At first, one would think to find Main Character Agu (Abraham Attah) in
Situation. After all, he is orphaned at a young age and forced to engage in a brutal and ruthless African civil war. But he is not the only one.
This is the key to identifying the
Main Character Throughline: Find the problem and conflict unique to the Main Character that no one else deals with, or at least no one we see deals with. Through Agu’s eyes we get to see and feel what it is like to engage in all these awful and morally comppromising
Activities. The scene on the bridge is a disturbing, yet important, key to the development of his Throughline. As an Audience member we are Agu, engaging in violent behavior.
Contrast this with everyone else in the story and you will see that the
Overall Story Throughline is one dealing with a
Situation: the state of a nation locked in civil war, turning to children to accomplish their goals. Here, the film doesn’t look to the activities of these children as the source of conflict as much as it does look to their indentured servitude as soldiers. No one gets out. And no one can leave.
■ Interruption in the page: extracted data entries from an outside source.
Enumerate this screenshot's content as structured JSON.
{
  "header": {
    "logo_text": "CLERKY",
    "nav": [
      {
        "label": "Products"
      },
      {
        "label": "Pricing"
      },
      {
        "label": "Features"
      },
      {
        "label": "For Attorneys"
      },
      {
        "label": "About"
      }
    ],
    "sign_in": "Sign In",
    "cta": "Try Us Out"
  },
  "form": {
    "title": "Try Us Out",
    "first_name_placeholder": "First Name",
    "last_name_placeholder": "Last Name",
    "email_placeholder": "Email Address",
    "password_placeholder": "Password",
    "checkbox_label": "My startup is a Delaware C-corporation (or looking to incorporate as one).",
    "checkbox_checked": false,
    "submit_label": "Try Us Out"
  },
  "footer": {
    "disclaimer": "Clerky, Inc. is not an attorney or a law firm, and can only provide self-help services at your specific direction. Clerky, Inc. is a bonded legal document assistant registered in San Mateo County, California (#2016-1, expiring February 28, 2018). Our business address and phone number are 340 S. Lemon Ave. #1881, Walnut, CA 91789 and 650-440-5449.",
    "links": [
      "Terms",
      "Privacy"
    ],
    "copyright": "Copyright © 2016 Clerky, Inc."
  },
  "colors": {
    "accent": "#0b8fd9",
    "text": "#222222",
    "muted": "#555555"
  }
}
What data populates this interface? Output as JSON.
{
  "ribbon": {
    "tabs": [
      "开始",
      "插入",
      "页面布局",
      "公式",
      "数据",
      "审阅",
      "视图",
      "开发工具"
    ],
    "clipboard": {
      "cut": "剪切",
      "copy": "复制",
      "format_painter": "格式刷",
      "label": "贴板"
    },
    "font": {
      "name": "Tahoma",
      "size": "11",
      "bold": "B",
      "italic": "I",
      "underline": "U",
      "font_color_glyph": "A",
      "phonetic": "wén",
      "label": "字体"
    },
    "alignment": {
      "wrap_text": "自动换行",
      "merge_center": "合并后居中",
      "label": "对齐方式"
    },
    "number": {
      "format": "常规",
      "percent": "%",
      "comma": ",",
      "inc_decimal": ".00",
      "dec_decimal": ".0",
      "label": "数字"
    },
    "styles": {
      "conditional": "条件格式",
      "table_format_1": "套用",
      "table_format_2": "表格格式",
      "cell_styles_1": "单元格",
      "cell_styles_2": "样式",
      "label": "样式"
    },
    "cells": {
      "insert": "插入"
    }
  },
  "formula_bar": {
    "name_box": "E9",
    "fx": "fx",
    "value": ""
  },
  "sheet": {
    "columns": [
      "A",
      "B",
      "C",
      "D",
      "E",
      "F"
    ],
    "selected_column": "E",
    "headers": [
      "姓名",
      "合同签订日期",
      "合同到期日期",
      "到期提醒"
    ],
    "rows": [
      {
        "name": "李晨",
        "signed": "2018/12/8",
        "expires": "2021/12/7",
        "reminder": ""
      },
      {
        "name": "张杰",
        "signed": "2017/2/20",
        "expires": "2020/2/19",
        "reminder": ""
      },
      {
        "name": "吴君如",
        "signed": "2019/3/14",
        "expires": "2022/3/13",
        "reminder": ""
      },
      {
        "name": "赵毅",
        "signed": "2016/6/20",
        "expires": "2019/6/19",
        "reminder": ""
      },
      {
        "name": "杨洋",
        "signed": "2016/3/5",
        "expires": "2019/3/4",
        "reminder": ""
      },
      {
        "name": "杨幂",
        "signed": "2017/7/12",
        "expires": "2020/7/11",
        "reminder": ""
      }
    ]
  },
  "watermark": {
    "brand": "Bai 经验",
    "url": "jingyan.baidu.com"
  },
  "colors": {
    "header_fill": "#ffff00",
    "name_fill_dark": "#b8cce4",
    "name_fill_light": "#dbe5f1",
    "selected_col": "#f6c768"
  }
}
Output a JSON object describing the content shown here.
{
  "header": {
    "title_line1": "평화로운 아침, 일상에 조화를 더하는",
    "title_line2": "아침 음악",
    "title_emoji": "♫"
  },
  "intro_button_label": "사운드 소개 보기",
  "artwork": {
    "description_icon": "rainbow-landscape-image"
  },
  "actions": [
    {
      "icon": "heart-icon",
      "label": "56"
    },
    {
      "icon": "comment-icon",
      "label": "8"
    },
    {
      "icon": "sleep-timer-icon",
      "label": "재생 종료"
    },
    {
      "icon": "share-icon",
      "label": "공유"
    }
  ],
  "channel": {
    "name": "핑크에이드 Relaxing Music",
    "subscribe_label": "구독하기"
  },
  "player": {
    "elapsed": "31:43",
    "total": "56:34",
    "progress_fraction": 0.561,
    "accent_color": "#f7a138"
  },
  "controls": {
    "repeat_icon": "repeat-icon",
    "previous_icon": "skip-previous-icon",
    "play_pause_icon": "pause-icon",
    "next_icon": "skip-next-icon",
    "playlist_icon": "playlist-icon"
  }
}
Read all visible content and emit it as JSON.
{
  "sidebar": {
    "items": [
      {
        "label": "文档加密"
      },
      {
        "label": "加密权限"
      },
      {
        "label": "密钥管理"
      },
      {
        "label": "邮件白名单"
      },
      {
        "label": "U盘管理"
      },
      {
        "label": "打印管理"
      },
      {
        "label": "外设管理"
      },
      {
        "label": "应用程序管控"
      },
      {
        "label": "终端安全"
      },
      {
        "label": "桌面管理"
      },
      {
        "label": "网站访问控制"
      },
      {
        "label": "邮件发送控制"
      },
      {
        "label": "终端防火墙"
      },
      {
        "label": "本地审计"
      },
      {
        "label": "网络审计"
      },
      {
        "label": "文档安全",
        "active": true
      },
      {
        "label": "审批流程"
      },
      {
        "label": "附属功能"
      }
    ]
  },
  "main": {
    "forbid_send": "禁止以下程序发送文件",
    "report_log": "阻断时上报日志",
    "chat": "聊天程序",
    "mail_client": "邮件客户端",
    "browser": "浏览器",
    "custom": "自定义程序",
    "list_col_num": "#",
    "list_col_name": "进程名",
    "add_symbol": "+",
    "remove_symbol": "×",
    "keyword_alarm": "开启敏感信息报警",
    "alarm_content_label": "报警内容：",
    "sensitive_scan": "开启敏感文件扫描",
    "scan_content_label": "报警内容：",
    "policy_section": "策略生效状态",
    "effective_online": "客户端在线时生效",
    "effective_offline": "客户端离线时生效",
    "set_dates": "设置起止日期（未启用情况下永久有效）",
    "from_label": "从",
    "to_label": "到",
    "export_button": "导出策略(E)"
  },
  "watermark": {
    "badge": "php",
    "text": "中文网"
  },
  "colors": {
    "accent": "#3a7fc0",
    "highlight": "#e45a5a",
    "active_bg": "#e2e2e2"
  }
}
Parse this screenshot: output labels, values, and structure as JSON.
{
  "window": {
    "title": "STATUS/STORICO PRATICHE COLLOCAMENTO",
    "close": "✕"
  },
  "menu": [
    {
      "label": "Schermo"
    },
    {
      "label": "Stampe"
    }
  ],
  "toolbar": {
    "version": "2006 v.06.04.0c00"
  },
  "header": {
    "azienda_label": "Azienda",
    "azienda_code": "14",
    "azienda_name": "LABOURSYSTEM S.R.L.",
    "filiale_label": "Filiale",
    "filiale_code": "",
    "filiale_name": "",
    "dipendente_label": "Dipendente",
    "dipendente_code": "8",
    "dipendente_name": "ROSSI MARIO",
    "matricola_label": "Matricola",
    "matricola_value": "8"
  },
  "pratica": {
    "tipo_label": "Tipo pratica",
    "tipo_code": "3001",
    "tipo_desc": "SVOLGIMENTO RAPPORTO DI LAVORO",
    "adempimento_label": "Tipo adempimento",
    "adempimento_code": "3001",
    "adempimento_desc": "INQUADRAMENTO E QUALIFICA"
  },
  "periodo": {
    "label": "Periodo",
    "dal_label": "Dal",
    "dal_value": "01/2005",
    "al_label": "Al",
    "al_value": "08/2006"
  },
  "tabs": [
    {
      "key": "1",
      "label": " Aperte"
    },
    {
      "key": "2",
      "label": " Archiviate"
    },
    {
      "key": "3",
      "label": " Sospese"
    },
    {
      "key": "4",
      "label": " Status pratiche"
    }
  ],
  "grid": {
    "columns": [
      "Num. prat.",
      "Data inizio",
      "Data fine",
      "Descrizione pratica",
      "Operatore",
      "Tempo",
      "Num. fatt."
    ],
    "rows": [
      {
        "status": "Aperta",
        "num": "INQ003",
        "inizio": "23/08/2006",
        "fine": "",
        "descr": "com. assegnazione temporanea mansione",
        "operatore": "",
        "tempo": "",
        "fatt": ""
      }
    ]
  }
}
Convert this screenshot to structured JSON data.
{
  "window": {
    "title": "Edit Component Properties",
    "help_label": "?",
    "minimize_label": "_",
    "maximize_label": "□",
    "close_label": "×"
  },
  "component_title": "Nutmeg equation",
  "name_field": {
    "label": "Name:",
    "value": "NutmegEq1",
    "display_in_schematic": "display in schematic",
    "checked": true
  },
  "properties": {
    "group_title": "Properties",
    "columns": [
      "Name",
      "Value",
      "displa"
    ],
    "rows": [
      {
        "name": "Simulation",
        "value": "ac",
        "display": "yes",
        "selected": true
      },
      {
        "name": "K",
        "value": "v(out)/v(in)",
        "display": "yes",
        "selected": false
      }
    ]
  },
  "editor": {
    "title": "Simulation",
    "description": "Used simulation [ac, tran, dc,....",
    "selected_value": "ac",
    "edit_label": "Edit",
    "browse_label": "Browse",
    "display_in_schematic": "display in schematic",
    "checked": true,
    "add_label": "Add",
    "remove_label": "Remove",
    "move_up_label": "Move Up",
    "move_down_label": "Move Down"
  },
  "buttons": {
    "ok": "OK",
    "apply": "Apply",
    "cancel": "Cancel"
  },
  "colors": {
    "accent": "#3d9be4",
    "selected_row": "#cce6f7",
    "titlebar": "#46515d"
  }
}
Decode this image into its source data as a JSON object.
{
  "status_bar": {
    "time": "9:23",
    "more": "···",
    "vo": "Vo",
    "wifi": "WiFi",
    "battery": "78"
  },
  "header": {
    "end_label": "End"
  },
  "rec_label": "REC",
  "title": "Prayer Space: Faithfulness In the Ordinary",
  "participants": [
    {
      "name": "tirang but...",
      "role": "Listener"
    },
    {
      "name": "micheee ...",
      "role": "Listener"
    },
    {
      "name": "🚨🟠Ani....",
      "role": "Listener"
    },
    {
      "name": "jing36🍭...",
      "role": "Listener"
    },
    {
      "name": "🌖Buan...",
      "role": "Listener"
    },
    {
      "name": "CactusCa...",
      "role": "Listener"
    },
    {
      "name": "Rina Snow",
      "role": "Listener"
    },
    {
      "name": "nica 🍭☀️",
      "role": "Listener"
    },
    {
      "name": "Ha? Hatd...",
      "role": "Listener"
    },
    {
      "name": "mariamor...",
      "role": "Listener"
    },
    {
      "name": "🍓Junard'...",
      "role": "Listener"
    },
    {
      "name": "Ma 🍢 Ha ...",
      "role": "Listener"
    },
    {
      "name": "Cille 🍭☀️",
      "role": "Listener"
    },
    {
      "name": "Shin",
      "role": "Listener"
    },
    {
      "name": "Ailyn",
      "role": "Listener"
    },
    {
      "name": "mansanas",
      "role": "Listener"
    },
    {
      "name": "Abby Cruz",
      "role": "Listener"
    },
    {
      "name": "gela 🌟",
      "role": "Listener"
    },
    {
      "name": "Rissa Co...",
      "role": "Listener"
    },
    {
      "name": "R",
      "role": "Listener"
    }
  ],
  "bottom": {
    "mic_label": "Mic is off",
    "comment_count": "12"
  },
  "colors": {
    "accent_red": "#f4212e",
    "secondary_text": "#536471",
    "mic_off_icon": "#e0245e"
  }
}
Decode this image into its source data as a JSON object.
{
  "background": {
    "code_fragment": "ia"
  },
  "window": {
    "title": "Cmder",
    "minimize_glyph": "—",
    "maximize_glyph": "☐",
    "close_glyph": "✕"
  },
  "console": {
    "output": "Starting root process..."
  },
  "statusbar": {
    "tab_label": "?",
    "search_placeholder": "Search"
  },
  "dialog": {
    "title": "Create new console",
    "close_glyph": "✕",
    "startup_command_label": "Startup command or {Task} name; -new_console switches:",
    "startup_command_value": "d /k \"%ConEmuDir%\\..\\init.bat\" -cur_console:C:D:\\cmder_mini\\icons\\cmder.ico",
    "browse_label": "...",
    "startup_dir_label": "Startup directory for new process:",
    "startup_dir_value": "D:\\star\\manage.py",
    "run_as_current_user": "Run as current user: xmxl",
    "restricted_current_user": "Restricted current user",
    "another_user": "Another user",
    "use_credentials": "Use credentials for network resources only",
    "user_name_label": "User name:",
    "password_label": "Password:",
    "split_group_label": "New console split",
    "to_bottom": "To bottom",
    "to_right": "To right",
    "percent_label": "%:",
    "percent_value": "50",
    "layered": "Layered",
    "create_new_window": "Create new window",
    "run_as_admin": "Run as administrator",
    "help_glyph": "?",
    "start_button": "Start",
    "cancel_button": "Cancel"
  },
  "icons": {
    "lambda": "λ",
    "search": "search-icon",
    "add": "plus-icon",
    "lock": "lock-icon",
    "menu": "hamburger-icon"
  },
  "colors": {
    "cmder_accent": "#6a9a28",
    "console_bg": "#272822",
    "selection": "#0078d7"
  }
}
One too would be tempted to see the relationship between Commandant (Idris Elba) and Agu as one of
Manipulation or a
Manner of Thinking. But Commandant manipulates everyone. If there ever was a shining example of an
Influence Character Throughline of
Way of Thinking it would be the Commandant. The power he exerts over these children to kill for him and to do unspeakable things for him influences and challenges Agu to examine his own despicable activities.
This leaves the
Relationship Story Throughline in
Fixed Attitude. Certainly, with the loss of his father, Agu looks to the Commandant for a fatherly relationship. This worship and unquestioning loyalty lies at the heart of their relationship and fuels the love and eventual distrust and hate that builds between them. The final scene where Commandant looks to Agu to affirm their relationship and the roles they play in each other’s lives speaks to this problem of what they think creating conflict.
When it comes to identifying the Throughlines of a story, a tender balance must be struck between each of the four perspectives. While it could be possible to see Agu in a Situation, trying to force the Commandant into a Fixed Attitude Domain seems an unlikely and troublesome fit. He is not one for Memories nor quiet Contemplation as a character in that Domain would.
For every complete narrative, there will always be one arrangement of all four that simply feels better. Developing this intuition is key for a writer wanting to explore all aspects of conflict through narrative.